Choose the interest with higher purchase weight .
Identify common interest between users Cm.
For each user Ui
Add user to the group Ug.
The above discussed algorithm computes the purchase weight for the different interest or product of the user. If the purchase weight is higher than the threshold then the interest is added to the list. Based on the interest identified, the method identifies the common interest between different users. Using the common interest the method identifies the user groups.
In this stage, the method use the user groups and common interest as the input. Using this information the method generates recommendation for different users. Generated recommendation has been posted to the users. The user will be notified for the recommendations.
The proposed multi attribute user profile inference model for customer relationship management has been implemented and tested for its efficiency. The method has been implemented in advance java programming language with large set of data set which contains enough transaction information. The method has produced efficient results in identifying the group user interest as well as interest transition.

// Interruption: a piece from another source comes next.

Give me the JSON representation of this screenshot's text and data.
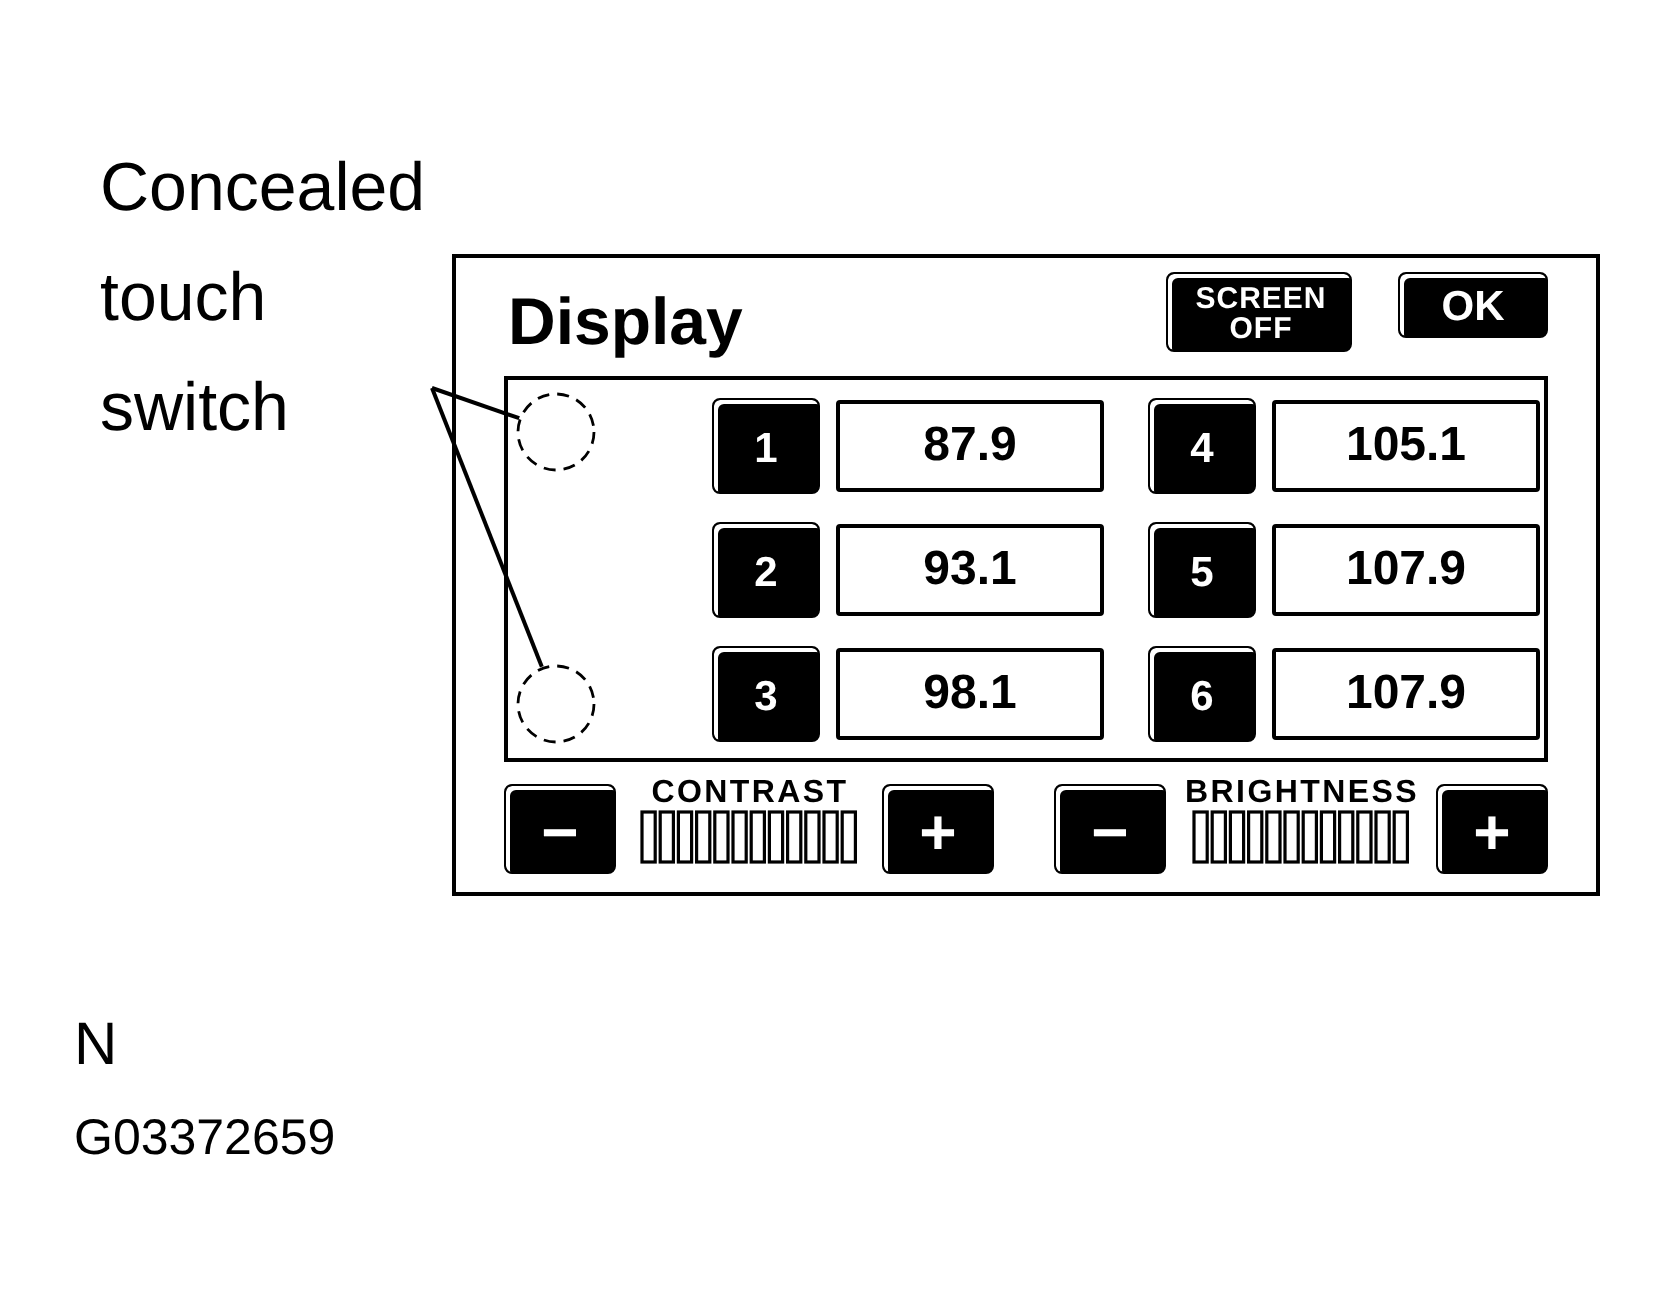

Table 1 shows the details of evaluation parameters and it shows the details of value being used to evaluate the performance of the proposed approach.
|Platform of implementation||Advanced Java|
|Size of log being used||5 million records|
|Number of attributes or items||200|
|Number of decision factors||Income, Education, Purchase Frequency|
Table 1: Details of evaluation parameters.
Graph 1 shows the comparison of interest prediction accuracy produced by different methods and it shows clearly that the proposed method has produced more accuracy in interest prediction which helps to maintain the customer relationship in more efficient manner.
Graph 2 shows the comparative result on interest prediction time complexity produced by different methods and it shows clearly that the proposed method has produced less time complexity than other methods.
Graph 3 shows the comparative analysis on customer relationship management accuracy produced by different methods and it shows clearly that the proposed method has produced more accuracy than other methods.
In this paper, an efficient multi attribute user inference model has been proposed for the improvement of customer relation management. The method computes the user interest weight for different products and for each user a subset of interest is identified. Based on the interest weight the method identifies the user groups. Using the interest identified the method computes the purchase weight for different products. Based on the purchase threshold the method selects a small set of products for each user. Using the common interest identified the method generates recommendations for the customers. The method produces higher efficiency in maintaining customer relationship and reduces the time complexity as well.